Last week, I had a morning when I woke up and tried to get out of bed, only to discover that one hip had decided overnight that not working at all would be a fun game to play. It took me a very long time to get to the point of sitting on the edge of the bed. Then I had to figure out how to get out of the bedroom - the pain in my hip when I put weight on that leg was excruciating. The nearest walking stick was folded up on shelves in the front hall, about six or seven metres away. The bathroom was another six, the kitchen seven or eight more, and the living room and its couch, a further eight or so... I did get there, eventually, and incredibly painfully. And added extra painkillers to the eggcup of morning meds, then jammed a hot wheatbag between my hip and the back of the couch, exhausted, waiting for the painkillers to kick in.
If I'd had to have been anywhere early that day, I'd have been in real trouble. Dragon Dad is working night shift at the moment, so although he was at home, he was asleep. I'd have woken him had it been an emergency. But it wasn't. It was just a bad day, when the RA bit me hard enough to remind me that I now live with a disability. A disability that doesn't play fair - ever. A disability that changes unpredictably. That one day lets me get out of bed, albeit stiff and sore...but then the next day makes that an almost impossible challenge.

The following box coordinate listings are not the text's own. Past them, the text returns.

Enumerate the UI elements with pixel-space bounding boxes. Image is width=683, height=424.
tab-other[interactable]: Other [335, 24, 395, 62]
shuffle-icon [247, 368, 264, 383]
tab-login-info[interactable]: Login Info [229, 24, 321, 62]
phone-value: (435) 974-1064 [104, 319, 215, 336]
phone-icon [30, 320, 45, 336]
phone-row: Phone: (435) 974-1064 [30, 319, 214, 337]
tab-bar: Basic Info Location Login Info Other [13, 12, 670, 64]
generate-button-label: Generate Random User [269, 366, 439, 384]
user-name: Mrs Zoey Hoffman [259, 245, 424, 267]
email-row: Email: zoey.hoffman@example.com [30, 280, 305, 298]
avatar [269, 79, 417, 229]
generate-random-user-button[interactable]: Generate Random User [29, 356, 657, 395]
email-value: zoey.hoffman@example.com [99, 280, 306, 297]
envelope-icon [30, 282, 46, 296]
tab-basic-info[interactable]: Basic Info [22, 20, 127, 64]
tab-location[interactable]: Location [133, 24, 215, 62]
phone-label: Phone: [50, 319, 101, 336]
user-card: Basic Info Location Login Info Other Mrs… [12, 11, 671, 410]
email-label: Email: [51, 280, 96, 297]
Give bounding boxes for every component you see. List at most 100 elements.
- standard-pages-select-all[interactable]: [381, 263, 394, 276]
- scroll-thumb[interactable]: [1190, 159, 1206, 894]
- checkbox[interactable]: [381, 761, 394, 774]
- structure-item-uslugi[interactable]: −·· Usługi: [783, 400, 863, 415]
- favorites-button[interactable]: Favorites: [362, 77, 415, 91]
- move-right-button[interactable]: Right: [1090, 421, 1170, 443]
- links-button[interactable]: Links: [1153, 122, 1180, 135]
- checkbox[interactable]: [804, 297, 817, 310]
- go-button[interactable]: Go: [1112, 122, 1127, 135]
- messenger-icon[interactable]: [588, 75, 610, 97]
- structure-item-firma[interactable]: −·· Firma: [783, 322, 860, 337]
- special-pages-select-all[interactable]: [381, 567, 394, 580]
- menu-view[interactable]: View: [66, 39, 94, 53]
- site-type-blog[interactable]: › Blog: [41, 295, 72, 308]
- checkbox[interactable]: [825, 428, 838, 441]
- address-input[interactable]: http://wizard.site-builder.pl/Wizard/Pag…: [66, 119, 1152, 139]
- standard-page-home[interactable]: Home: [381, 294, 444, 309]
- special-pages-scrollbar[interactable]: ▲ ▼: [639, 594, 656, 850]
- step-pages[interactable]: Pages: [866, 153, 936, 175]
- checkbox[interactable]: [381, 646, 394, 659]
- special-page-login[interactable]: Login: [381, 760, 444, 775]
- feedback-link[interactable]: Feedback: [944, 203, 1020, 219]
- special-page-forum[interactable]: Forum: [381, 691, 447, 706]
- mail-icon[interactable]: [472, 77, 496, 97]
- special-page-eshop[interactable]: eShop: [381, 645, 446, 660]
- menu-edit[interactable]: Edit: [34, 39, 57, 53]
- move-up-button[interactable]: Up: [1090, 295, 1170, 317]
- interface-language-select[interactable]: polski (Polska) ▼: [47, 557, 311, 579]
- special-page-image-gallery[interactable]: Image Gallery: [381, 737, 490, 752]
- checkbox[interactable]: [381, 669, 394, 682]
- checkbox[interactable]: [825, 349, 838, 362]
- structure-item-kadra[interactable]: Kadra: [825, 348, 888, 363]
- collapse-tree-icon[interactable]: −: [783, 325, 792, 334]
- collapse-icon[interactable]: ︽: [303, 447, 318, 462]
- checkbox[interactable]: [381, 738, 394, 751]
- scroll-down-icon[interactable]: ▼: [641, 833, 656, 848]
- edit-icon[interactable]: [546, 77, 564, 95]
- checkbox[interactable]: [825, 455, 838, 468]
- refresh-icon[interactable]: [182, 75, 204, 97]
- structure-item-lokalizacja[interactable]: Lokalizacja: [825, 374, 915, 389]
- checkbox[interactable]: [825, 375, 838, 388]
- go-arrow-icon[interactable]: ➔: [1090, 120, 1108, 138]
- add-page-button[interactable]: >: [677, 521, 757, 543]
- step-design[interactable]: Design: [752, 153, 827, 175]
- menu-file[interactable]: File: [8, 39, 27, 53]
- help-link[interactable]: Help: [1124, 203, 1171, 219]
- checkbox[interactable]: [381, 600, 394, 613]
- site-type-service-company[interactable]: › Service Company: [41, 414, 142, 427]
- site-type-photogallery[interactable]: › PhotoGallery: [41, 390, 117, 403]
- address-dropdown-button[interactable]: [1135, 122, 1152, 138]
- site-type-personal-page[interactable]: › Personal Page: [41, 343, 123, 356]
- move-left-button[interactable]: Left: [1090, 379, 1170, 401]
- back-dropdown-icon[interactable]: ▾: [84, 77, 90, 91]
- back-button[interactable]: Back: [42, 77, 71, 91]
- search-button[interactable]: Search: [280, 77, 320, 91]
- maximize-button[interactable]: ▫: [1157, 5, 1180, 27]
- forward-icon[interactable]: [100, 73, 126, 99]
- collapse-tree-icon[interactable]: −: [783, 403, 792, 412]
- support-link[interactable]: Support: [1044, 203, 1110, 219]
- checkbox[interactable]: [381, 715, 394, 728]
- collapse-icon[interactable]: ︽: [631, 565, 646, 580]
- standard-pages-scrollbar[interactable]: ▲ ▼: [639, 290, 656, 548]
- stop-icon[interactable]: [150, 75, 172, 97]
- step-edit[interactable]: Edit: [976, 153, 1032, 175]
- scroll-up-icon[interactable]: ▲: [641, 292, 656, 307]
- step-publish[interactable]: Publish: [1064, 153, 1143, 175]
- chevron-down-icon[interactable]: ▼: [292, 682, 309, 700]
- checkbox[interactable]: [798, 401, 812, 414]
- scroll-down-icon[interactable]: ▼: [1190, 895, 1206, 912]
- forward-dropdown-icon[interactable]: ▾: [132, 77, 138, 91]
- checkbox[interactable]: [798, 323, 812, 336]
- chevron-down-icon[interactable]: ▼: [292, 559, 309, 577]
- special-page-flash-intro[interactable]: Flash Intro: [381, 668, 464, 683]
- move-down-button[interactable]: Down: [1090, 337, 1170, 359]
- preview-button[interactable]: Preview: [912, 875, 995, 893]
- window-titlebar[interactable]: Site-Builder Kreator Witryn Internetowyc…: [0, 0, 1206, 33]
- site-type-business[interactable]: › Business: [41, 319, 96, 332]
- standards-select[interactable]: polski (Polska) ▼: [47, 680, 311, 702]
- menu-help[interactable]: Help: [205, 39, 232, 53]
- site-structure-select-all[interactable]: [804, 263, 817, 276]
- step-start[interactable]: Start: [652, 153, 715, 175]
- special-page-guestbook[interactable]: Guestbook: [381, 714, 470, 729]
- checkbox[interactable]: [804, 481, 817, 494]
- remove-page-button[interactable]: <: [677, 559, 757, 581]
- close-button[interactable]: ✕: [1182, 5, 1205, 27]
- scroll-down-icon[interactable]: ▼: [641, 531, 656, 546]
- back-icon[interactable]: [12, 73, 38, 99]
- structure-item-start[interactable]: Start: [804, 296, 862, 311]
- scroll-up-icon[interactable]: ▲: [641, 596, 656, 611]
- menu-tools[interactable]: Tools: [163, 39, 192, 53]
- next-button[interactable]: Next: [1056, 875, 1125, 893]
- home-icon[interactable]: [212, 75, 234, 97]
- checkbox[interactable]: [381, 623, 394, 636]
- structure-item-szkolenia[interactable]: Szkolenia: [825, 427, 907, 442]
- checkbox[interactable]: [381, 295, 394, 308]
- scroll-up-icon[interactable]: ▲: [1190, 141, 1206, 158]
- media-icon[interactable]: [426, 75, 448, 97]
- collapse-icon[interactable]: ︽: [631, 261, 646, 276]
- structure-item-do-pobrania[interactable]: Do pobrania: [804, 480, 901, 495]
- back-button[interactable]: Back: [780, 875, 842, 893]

Most of the people I know with diseases like mine also struggle with the idea that we're disabled. Most of us tend to keep pushing ourselves to manage, adapting and working around the pain, the stiffness, the joints that don't work properly, the fatigue and the brain fog. But we resist labelling ourselves as disabled.
Why? There's no shame in being disabled. Well, there shouldn't be. The lived experience can be very different though, for many people. I have been very fortunate, in the scheme of things. I have skills I can use to create work for myself. I have a partner who earns enough to support us both. The money I earn covers most of my personal expenses, and sometimes can add to the household kitty. There's no denying though, that our lives would be easier if I could just go out and get an actual job. At the same time, we both know that that's not physically possible for me now, because where are the employers who will take on someone who can't be counted on to turn up each day, and be well enough to stay all day?! They don't exist. Neither do the jobs.
So, on this International Day of People with Disability, I'd like to offer a shout out to the people who, like me, have autoimmune diseases that tease them with good days that let us think we're still normal, only to bring us crashing down with flares that leave us on the couch for days in a haze of extra painkillers. I see you. I understand the difficulty of claiming that disability label. I understand the conflict you may feel when you see other people with disabilities talking about disability pride, and loving their disability. The people who don't want to be 'cured' of their disability. I see them too. And I'm accepting of the fact that their stories are different. That they're absolutely right to be proud of the people they are.
But, if someone comes up with a cure for RA, believe me, I'll be lining up for it.